Paragraphs are enclosed in <P>...</P> tags. Paragraphs and characters
are counted starting from zero. Each annotation includes the following
fields: the error category, the correction, and optionally a
comment. If the correction replaces the original text at the given
location, it should fix the grammatical error.

Example:

<DOC nid="2">
<TEXT>
<P>
In modern digital world, ...
</P>
<P>
Surveillance technology such as ...
</P>
...
</TEXT>
<ANNOTATION teacher_id="6">
<MISTAKE start_par="0" start_off="3" end_par="0" end_off="9">
<TYPE>ArtOrDet</TYPE>
<CORRECTION>the modern</CORRECTION>
</MISTAKE>
...
</ANNOTATION>
</DOC>

<DOC nid="3">
...

Below is a complete list of the error categories in the data/
subdirectory under the original/ and revised/ subdirectories:

ERROR TAG    ERROR CATEGORY
---------------------------
Vt	     Verb tense
Vm	     Verb modal
V0	     Missing verb
Vform	     Verb form
SVA	     Subject-verb-agreement
ArtOrDet     Article or Determiner
Nn	     Noun number
Npos	     Noun possesive
Pform	     Pronoun form
Pref	     Pronoun reference
Prep         Preposition
Wci	     Wrong collocation/idiom
Wa	     Acronyms
Wform	     Word form
Wtone	     Tone
Srun	     Runons, comma splice
Smod	     Dangling modifier
Spar	     Parallelism
Sfrag	     Fragment
Ssub	     Subordinate clause
WOinc	     Incorrect sentence form
WOadv	     Adverb/adjective position
Trans	     Link word/phrases
Mec	     Punctuation, capitalization, spelling, typos
Rloc-	     Local redundancy
Cit	     Citation
Others	     Other errors
Um	     Unclear meaning (cannot be corrected)

Below is a list of the error categories in the data_5types/
subdirectory under the original/ and revised/ subdirectories:

ERROR TAG    ERROR CATEGORY
---------------------------
Vform	     Verb form
SVA	     Subject-verb-agreement
ArtOrDet     Article or Determiner
Nn	     Noun number
Prep         Preposition

The official annotation file contains all the default annotations to
make the whole text correct. Meanwhile, each of the alternative
annotation files contains only annotations for sentences that can be
corrected in a different way, i.e. sentences that have alternative
annotations. If according to an alternative, a sentence can remain
unchanged, a special tag "noop" is used for that particular sentence.

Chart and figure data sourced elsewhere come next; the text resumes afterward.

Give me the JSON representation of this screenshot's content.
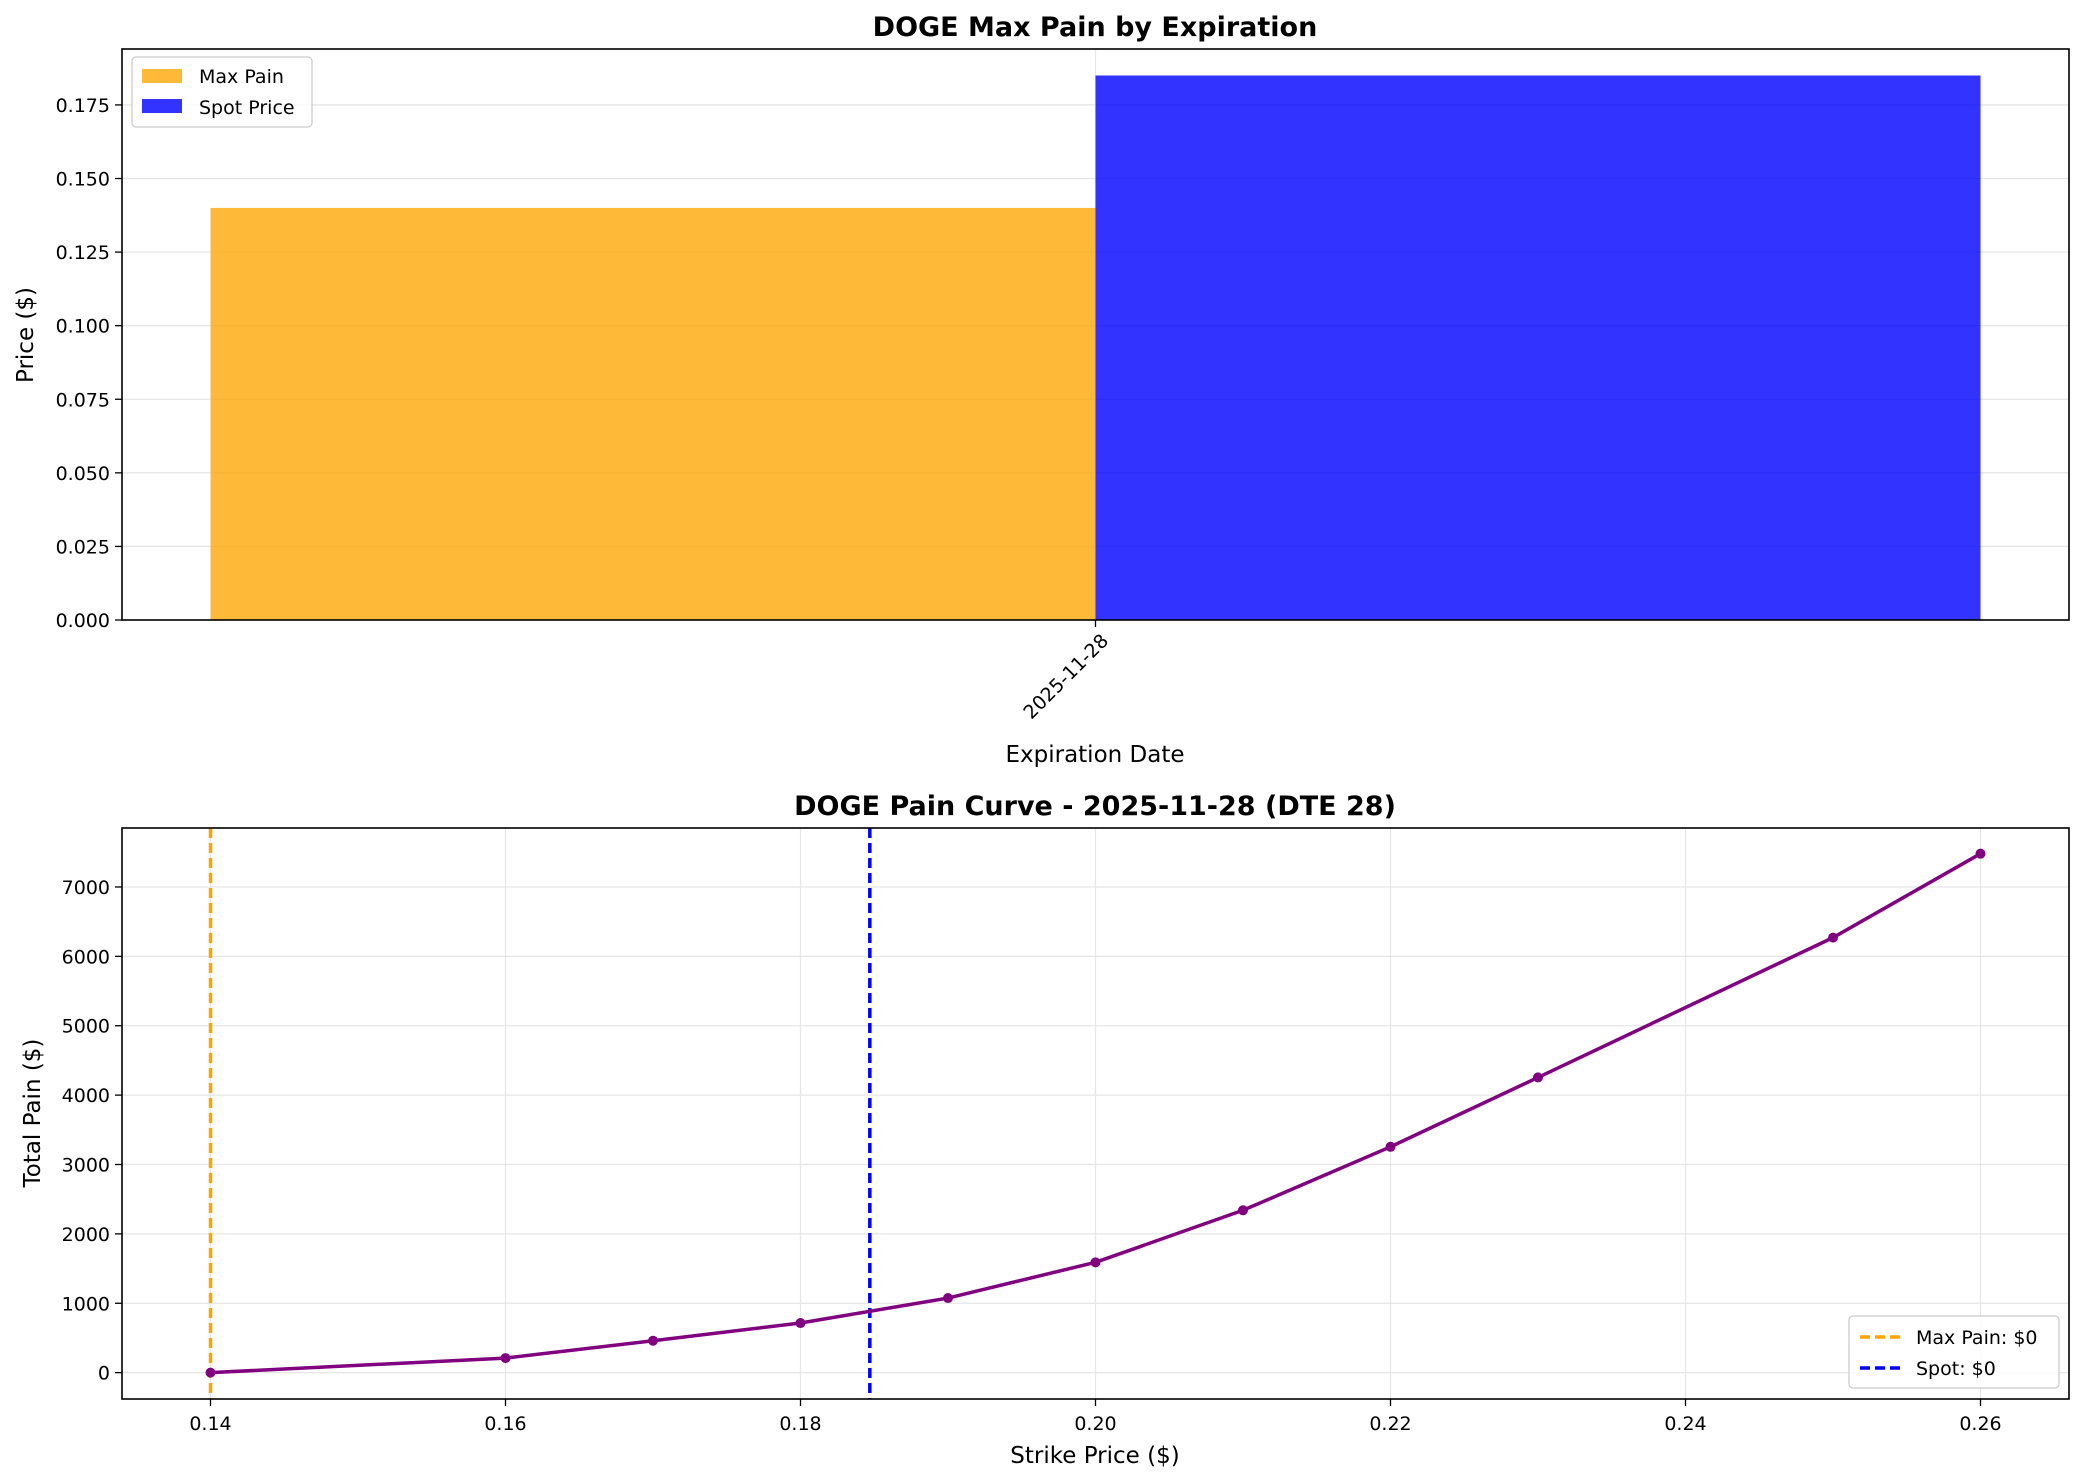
{
  "chart_data": [
    {
      "type": "bar",
      "title": "DOGE Max Pain by Expiration",
      "xlabel": "Expiration Date",
      "ylabel": "Price ($)",
      "categories": [
        "2025-11-28"
      ],
      "series": [
        {
          "name": "Max Pain",
          "values": [
            0.14
          ],
          "color": "#FFA500"
        },
        {
          "name": "Spot Price",
          "values": [
            0.185
          ],
          "color": "#0000FF"
        }
      ],
      "ylim": [
        0,
        0.194
      ],
      "yticks": [
        0.0,
        0.025,
        0.05,
        0.075,
        0.1,
        0.125,
        0.15,
        0.175
      ],
      "ytick_labels": [
        "0.000",
        "0.025",
        "0.050",
        "0.075",
        "0.100",
        "0.125",
        "0.150",
        "0.175"
      ],
      "grid": true,
      "legend": "top-left"
    },
    {
      "type": "line",
      "title": "DOGE Pain Curve - 2025-11-28 (DTE 28)",
      "xlabel": "Strike Price ($)",
      "ylabel": "Total Pain ($)",
      "x": [
        0.14,
        0.16,
        0.17,
        0.18,
        0.19,
        0.2,
        0.21,
        0.22,
        0.23,
        0.25,
        0.26
      ],
      "series": [
        {
          "values": [
            0,
            210,
            460,
            715,
            1075,
            1590,
            2340,
            3255,
            4255,
            6270,
            7480
          ],
          "color": "#800080"
        }
      ],
      "vlines": [
        {
          "name": "Max Pain: $0",
          "x": 0.14,
          "color": "#FFA500"
        },
        {
          "name": "Spot: $0",
          "x": 0.1847,
          "color": "#0000FF"
        }
      ],
      "xlim": [
        0.134,
        0.266
      ],
      "ylim": [
        -380,
        7850
      ],
      "xticks": [
        0.14,
        0.16,
        0.18,
        0.2,
        0.22,
        0.24,
        0.26
      ],
      "xtick_labels": [
        "0.14",
        "0.16",
        "0.18",
        "0.20",
        "0.22",
        "0.24",
        "0.26"
      ],
      "yticks": [
        0,
        1000,
        2000,
        3000,
        4000,
        5000,
        6000,
        7000
      ],
      "ytick_labels": [
        "0",
        "1000",
        "2000",
        "3000",
        "4000",
        "5000",
        "6000",
        "7000"
      ],
      "grid": true,
      "legend": "bottom-right"
    }
  ]
}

3. Updates included in version 2.1
==================================

The major change made in version 2.1 is to map the past error
categories Wcip and Rloc to Prep, Wci, ArtOrDet, and Rloc-.

In the original data, there is no explicit preposition error
category. Instead, preposition errors are part of the Wcip (Wrong
collocation/idiom/preposition) and Rloc (local redundancy) error
categories. In addition, redundant article or determiner errors are
part of the Rloc error category.


4. Updates included in version 2.2
==================================

- Fixed the bug on expanding an error annotation involving part of a
  token to the full token.

- Other miscellaneous corrections were made.


5. Updates included in version 2.3
==================================

- Fixed the bug involving tokenization of punctuation symbols in the
  correction string.

- Fixed the tokenization example in the README file of the M^2 scorer
  to reflect the real tokenization to be used and removed irrelevant
  codes from the scorer package.


6. Updates included in version 2.3.1
====================================

- Enhanced the capability of the M^2 scorer to be able to handle
  multiple alternative sets of gold edits.

- Fixed the preprocess.py script to keep the annotation span minimal,
  i.e. by excluding the beginning and/or end tokens that co-exist in
  the original and correction string.